2020/11/27 sunhaiqi@bonc.com.cn
文章目录
- Hadoop Benchmarking
-
- 一、调试集群
- 二、测试组件
- 921 Measurement "op_count" = 14200 Measurement "successes" = 3829 Rate for measurement "op_count" = 2398.244 operations/sec Rate for measurement "successes" = 646.681 successes/sec
- Basic report for operation type SliveMapper
- Measurement "milliseconds_taken" = 9595422 Measurement "op_count" = 199400 Rate for measurement "op_count" = 20.781 operations/sec
- Basic report for operation type TruncateOp
- Measurement "bytes_written" = 0 Measurement "failures" = 7666 Measurement "files_not_found" = 6432 Measurement "milliseconds_taken" = 95 Measurement "op_count" = 14200 Measurement "successes" = 102 Rate for measurement "bytes_written" = 0 MB/sec Rate for measurement "op_count" = 149473.684 operations/sec Rate for measurement "successes" = 1073.684 successes/sec
Hadoop Benchmarking
一、调试集群
在开始测试之前应当启用HDFS服务以及YARN服务
在启动yarn服务时发现resourceManager启动不了,通过查看日志发现错误:
2020-11-23 15:56:44,775 INFO org.apache.hadoop.yarn.server.resourcemanager.ResourceManager: registered UNIX signal handlers for [TERM, HUP, INT]

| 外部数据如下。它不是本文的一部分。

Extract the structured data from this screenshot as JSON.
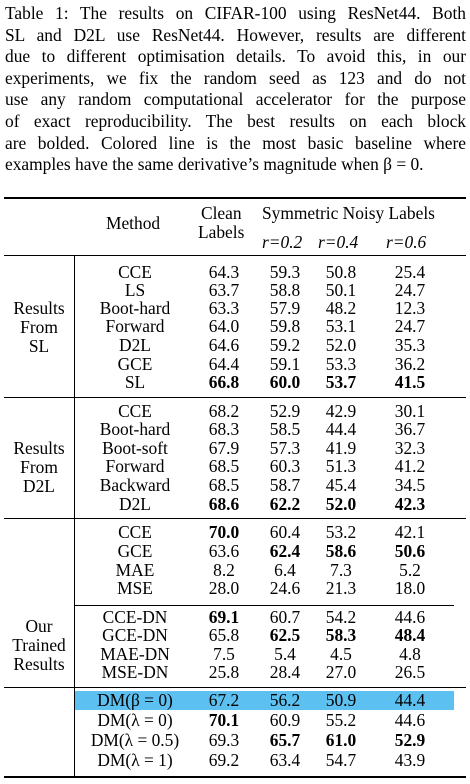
{
  "caption": [
    "Table 1: The results on CIFAR-100 using ResNet44.  Both",
    "SL and D2L use ResNet44. However, results are different",
    "due to different optimisation details. To avoid this, in our",
    "experiments, we fix the random seed as 123 and do not",
    "use any random computational accelerator for the purpose",
    "of exact reproducibility.  The best results on each block",
    "are bolded. Colored line is the most basic baseline where",
    "examples have the same derivative’s magnitude when β = 0."
  ],
  "header": {
    "method": "Method",
    "clean_1": "Clean",
    "clean_2": "Labels",
    "symmetric": "Symmetric Noisy Labels",
    "r2": "r=0.2",
    "r4": "r=0.4",
    "r6": "r=0.6"
  },
  "groups": [
    [
      "Results",
      "From",
      "SL"
    ],
    [
      "Results",
      "From",
      "D2L"
    ],
    [
      "Our",
      "Trained",
      "Results"
    ]
  ],
  "highlight_color": "#5cc0f0",
  "rows": [
    {
      "m": "CCE",
      "c": "64.3",
      "a": "59.3",
      "b": "50.8",
      "d": "25.4"
    },
    {
      "m": "LS",
      "c": "63.7",
      "a": "58.8",
      "b": "50.1",
      "d": "24.7"
    },
    {
      "m": "Boot-hard",
      "c": "63.3",
      "a": "57.9",
      "b": "48.2",
      "d": "12.3"
    },
    {
      "m": "Forward",
      "c": "64.0",
      "a": "59.8",
      "b": "53.1",
      "d": "24.7"
    },
    {
      "m": "D2L",
      "c": "64.6",
      "a": "59.2",
      "b": "52.0",
      "d": "35.3"
    },
    {
      "m": "GCE",
      "c": "64.4",
      "a": "59.1",
      "b": "53.3",
      "d": "36.2"
    },
    {
      "m": "SL",
      "c": "66.8",
      "a": "60.0",
      "b": "53.7",
      "d": "41.5"
    },
    {
      "m": "CCE",
      "c": "68.2",
      "a": "52.9",
      "b": "42.9",
      "d": "30.1"
    },
    {
      "m": "Boot-hard",
      "c": "68.3",
      "a": "58.5",
      "b": "44.4",
      "d": "36.7"
    },
    {
      "m": "Boot-soft",
      "c": "67.9",
      "a": "57.3",
      "b": "41.9",
      "d": "32.3"
    },
    {
      "m": "Forward",
      "c": "68.5",
      "a": "60.3",
      "b": "51.3",
      "d": "41.2"
    },
    {
      "m": "Backward",
      "c": "68.5",
      "a": "58.7",
      "b": "45.4",
      "d": "34.5"
    },
    {
      "m": "D2L",
      "c": "68.6",
      "a": "62.2",
      "b": "52.0",
      "d": "42.3"
    },
    {
      "m": "CCE",
      "c": "70.0",
      "a": "60.4",
      "b": "53.2",
      "d": "42.1"
    },
    {
      "m": "GCE",
      "c": "63.6",
      "a": "62.4",
      "b": "58.6",
      "d": "50.6"
    },
    {
      "m": "MAE",
      "c": "8.2",
      "a": "6.4",
      "b": "7.3",
      "d": "5.2"
    },
    {
      "m": "MSE",
      "c": "28.0",
      "a": "24.6",
      "b": "21.3",
      "d": "18.0"
    },
    {
      "m": "CCE-DN",
      "c": "69.1",
      "a": "60.7",
      "b": "54.2",
      "d": "44.6"
    },
    {
      "m": "GCE-DN",
      "c": "65.8",
      "a": "62.5",
      "b": "58.3",
      "d": "48.4"
    },
    {
      "m": "MAE-DN",
      "c": "7.5",
      "a": "5.4",
      "b": "4.5",
      "d": "4.8"
    },
    {
      "m": "MSE-DN",
      "c": "25.8",
      "a": "28.4",
      "b": "27.0",
      "d": "26.5"
    },
    {
      "m": "DM(β = 0)",
      "c": "67.2",
      "a": "56.2",
      "b": "50.9",
      "d": "44.4"
    },
    {
      "m": "DM(λ = 0)",
      "c": "70.1",
      "a": "60.9",
      "b": "55.2",
      "d": "44.6"
    },
    {
      "m": "DM(λ = 0.5)",
      "c": "69.3",
      "a": "65.7",
      "b": "61.0",
      "d": "52.9"
    },
    {
      "m": "DM(λ = 1)",
      "c": "69.2",
      "a": "63.4",
      "b": "54.7",
      "d": "43.9"
    }
  ]
}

2020-11-23 15:56:45,408 INFO org.apache.hadoop.conf.Configuration: found resource core-site.xml at file:/home/bduser101/modules/hadoop/etc/hadoop/core-site.xml
2020-11-23 15:56:45,931 FATAL org.apache.hadoop.conf.Configuration: error parsing conf java.io.BufferedInputStream@74294adb
org.xml.sax.SAXParseException; lineNumber: 19; columnNumber: 38; An 'include' failed, and no 'fallback' element was found.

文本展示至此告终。